Esos corredores y áreas esponja, el resto del tiempo, pueden tener uso para la ciudadanía como parques, vías verdes o huertos. En Alacant, por ejemplo, se construyó a tal efecto el parque urbano de La Marjal, compuesto por zonas de humedal y un tanque de tormentas; ahora, ante lluvias históricas, se inunda como está previsto y salva a la ciudad de desgracias como la vivida en octubre.
A todo ello, debe sumarse una adecuada gestión forestal, para que los árboles en las montañas en cabeza de cuenca eviten escorrentías excesivas, y obras como micropresas en lugares clave que permitan ganar tiempo ante inundaciones relámpago.
Precisamente, actuaciones como las listadas eran las previstas allá por 2009 para la zona hoy damnificada, y si las administraciones hubieran sido más ágiles quizás habrían podido reducir los efectos de la DANA. Está claro que las obras hidráulicas han de dejar de ser las grandes olvidadas de nuestras inversiones en infraestructuras, pero eso no debe menoscabar los procesos de evaluación ambiental y protección del territorio.
Antes de ponernos a escribir sin pensar en nuestra lista de propósitos, debemos recordar que toda infraestructura requiere un análisis coste-beneficio riguroso y multidisciplinar, y ser acorde con su contexto territorial; la decisión ideal para una situación concreta puede ser inútil o hasta contraproducente en otro punto del territorio.
Sin duda, tampoco puede olvidarse que estas actuaciones no son soluciones definitivas; por sí mismas sólo reducen el riesgo, nada más. Sin enmarcar la obra en un planeamiento urbano coherente, la falsa seguridad que hacen sentir puede ser peligrosa. De nuevo, se pasa por la ordenación territorial.
Otra actuación hidráulica son las tan cacareadas —y mal llamadas— «limpiezas» de cauces. Está muy extendida la creencia de que arrasar ríos y barrancos para dejarlos como si fueran canales elimina el riesgo de inundación, y eso no es verdad.
Es verdad que las cañas obstruyen los puentes, pero las «limpiezas» no son el camino. Al destruir el ecosistema de un cauce, la caña se encuentra sin plantas autóctonas competidoras, y como especie invasora que es, en menos de dos meses puede haberlo ocupado por completo. Que se prohíban estas «limpiezas» no es cosa de ninguna «dictadura ecologista» como excretan ciertos difusores de mentiras —de bulos hablaremos más adelante— sino de sentido común.

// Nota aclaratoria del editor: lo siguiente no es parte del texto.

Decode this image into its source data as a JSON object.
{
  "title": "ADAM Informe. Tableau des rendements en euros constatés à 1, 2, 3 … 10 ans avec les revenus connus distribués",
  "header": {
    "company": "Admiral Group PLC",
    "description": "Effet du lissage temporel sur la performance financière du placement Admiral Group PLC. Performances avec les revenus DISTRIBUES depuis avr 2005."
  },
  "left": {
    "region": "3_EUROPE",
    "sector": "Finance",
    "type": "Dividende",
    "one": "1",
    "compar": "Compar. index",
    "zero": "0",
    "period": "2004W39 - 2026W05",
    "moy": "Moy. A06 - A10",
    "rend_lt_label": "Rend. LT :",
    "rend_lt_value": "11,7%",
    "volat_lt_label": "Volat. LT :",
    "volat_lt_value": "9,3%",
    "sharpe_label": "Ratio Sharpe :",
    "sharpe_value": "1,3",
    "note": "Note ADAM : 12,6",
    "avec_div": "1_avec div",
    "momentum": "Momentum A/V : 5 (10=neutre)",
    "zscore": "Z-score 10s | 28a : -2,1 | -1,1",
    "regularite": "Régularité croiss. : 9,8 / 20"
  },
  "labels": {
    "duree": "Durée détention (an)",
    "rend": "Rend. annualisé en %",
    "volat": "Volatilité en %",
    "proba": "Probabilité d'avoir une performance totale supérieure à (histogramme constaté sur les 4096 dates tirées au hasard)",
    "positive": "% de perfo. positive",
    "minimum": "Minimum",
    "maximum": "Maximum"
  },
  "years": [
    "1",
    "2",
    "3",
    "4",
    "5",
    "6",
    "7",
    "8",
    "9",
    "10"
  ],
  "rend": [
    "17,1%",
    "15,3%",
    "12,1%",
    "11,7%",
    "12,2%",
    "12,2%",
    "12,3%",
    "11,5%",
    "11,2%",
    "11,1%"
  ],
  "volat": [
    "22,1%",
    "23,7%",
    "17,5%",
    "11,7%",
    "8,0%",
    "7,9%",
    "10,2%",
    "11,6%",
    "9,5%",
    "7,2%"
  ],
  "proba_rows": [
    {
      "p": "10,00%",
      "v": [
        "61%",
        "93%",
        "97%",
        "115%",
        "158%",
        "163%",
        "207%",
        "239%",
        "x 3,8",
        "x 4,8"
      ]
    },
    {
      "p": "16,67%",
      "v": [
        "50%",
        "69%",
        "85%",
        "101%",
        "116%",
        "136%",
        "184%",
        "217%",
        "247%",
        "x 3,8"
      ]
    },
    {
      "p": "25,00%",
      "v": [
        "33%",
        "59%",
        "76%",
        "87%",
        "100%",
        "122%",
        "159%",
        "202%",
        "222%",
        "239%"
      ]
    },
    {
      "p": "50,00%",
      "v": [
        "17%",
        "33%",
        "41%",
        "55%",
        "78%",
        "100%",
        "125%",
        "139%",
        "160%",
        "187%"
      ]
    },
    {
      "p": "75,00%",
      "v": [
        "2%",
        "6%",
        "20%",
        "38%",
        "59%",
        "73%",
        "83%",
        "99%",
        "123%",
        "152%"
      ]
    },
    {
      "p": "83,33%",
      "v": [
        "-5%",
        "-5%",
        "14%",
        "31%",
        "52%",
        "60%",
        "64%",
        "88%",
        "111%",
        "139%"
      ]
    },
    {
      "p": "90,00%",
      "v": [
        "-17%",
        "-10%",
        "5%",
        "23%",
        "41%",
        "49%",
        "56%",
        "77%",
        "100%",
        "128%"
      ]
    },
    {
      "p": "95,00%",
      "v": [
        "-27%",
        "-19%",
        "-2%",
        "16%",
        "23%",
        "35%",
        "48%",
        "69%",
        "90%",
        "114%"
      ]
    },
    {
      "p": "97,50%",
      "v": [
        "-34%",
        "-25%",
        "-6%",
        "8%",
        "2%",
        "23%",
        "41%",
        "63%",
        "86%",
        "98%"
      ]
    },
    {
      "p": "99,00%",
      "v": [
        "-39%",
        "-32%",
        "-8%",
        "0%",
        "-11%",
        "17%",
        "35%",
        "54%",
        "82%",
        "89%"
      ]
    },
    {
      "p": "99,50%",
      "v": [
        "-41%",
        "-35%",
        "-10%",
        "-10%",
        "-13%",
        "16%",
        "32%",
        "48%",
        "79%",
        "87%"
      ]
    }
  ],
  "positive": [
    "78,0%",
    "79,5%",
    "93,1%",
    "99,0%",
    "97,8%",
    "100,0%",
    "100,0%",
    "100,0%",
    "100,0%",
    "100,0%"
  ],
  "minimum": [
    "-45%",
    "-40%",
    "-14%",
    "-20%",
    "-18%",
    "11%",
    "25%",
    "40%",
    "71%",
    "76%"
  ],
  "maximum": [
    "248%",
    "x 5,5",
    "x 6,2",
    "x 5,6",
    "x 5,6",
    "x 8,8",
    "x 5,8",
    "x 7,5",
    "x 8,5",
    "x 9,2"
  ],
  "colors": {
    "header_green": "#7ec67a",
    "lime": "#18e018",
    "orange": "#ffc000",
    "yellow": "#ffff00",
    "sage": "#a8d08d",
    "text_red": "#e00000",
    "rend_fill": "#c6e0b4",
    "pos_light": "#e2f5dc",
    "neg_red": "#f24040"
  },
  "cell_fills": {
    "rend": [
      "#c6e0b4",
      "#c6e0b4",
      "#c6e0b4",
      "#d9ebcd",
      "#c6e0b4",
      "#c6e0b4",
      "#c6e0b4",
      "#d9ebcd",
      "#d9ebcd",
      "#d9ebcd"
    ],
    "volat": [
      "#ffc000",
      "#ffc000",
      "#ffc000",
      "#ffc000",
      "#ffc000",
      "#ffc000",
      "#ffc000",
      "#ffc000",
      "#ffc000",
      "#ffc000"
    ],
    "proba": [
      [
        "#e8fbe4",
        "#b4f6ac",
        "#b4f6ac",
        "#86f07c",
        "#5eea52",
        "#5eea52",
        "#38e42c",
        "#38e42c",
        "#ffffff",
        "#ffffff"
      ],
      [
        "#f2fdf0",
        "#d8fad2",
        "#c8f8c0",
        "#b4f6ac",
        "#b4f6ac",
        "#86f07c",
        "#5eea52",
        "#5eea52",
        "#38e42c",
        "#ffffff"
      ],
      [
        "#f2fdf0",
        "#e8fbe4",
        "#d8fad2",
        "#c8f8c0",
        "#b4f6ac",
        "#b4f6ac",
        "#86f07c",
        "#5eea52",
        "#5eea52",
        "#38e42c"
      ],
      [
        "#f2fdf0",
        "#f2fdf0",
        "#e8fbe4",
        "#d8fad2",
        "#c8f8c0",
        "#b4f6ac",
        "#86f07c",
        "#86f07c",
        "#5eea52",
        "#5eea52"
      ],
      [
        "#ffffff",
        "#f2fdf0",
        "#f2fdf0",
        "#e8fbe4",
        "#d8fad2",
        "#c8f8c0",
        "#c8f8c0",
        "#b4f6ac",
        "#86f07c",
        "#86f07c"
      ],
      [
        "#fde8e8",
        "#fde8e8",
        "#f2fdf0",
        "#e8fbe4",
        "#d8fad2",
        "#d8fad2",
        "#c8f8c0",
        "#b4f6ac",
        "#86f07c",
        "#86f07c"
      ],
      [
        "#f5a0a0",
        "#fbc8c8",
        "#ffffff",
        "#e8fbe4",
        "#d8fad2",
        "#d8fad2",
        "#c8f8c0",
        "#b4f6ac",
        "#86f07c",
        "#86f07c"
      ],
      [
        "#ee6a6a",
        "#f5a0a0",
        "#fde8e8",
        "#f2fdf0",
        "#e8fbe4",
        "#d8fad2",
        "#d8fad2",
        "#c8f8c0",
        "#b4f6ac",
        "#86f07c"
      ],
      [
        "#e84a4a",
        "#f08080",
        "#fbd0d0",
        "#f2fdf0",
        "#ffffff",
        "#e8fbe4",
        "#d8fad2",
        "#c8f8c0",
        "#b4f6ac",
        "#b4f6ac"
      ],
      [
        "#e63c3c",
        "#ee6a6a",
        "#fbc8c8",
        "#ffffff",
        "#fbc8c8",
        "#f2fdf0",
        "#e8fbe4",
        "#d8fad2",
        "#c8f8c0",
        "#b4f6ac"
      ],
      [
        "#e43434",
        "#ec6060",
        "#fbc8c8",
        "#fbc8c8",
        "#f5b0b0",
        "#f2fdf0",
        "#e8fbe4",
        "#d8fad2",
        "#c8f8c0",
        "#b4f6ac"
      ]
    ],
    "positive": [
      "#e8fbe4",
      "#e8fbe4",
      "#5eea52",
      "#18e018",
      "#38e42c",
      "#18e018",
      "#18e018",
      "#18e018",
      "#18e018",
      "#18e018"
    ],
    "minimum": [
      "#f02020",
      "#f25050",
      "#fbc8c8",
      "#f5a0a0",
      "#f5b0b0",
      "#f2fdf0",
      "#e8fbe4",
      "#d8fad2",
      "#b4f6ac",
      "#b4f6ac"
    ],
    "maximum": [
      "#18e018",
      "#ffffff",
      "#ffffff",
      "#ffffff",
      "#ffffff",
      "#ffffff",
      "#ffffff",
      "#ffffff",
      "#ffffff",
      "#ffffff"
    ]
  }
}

Si un puente tiene problemas de obstrucciones, es más rápido y barato rediseñarlo; en cuanto a las cañas, hay formas de lidiar con ellas, como las solarizaciones con láminas de plástico o la extracción del rizoma. Sin embargo, además de muy lentas y costosas, no son perfectas y ante la magnitud de la invasión, la guerra es interminable. Es también por eso por lo que son positivas las renaturalizaciones fluviales: como la caña es muy sensible a la sombra, si plantamos vegetación autóctona no sólo reducimos las velocidades del agua y ganamos en biodiversidad; también podemos privar a la caña del sol y así evitar su rebrote. Un buen lugar para comenzar con la recuperación de esos bosques de ribera podría ser allá donde la urbanización desbocada los cambió por casas y naves industriales, ésas que hoy desgraciadamente son sólo barro y escombros.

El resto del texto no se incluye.